Projections Show Total Debt Will Continue to Steadily Rise
If projections hold true, a good budget will be a necessity for paying off credit card debt for an increasing number of Americans; Nerdwallet estimates show total credit card debt steadily growing for the foreseeable future. That said, Sean noted that the rising consumer credit card debt levels are far from a sign that the economy is headed for another recession.
“When the next recession strikes, it’s unlikely to be the result of poorly managed credit card debt,” said Sean. “By all measures, consumers are handling their debt far more responsibly than they have in years past, likely due to a combination of issuers tightening their lending rules and consumers paying their minimums more responsibly.”
So, while the cracks in the foundations of the US economy have yet to be completely repaired, the general consensus seems to be that it has generally stabilized.
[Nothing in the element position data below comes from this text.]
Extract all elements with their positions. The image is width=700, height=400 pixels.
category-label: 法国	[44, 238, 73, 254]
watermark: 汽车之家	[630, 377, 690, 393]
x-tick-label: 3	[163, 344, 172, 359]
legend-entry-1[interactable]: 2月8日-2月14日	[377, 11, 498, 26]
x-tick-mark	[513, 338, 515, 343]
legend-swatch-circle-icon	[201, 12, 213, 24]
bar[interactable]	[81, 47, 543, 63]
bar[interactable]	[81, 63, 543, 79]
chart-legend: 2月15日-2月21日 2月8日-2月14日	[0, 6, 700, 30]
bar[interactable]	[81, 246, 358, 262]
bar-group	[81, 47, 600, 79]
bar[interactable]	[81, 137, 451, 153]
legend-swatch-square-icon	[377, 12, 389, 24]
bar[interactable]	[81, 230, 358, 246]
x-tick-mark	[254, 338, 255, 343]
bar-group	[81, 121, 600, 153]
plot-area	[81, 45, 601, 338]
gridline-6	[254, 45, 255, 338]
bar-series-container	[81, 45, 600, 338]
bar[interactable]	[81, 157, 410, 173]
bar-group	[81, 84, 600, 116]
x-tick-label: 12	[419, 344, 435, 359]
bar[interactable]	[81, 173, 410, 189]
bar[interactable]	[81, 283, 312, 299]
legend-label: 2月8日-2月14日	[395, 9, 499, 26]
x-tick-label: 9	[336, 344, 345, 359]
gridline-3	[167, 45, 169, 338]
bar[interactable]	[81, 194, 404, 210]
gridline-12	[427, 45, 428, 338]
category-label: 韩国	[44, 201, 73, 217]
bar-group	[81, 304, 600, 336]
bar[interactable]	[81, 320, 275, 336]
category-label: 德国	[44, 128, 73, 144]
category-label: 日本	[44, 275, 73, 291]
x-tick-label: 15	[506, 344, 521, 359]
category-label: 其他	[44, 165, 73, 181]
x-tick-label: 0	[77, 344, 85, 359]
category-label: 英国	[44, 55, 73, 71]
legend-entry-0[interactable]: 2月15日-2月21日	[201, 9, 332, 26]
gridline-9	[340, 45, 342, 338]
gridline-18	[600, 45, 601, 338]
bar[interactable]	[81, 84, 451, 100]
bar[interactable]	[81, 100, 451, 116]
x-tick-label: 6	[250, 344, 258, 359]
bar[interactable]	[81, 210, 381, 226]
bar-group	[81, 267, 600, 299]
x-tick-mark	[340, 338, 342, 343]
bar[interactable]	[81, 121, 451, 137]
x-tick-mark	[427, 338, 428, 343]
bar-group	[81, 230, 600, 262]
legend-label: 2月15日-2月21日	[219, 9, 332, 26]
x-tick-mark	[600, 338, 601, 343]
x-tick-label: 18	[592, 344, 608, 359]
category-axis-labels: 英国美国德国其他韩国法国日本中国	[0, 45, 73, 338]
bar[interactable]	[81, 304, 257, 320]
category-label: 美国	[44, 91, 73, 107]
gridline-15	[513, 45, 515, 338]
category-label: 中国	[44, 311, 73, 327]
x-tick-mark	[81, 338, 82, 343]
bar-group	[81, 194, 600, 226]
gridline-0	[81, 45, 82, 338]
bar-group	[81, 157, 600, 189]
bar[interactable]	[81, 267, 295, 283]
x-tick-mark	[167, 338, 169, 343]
One result of that stability noted in the Nerdwallet report is the upcoming Federal Reserve increase in overall interest rates.
“The US Federal Reserve voted at its December meeting to increase interest rates by 0.25%, which will affect anyone who has a credit product with a variable interest rate. Because most credit cards have variable rates, that increase is expected to raise the average credit card interest from $1,292 to $1,309 per year,” according to the report.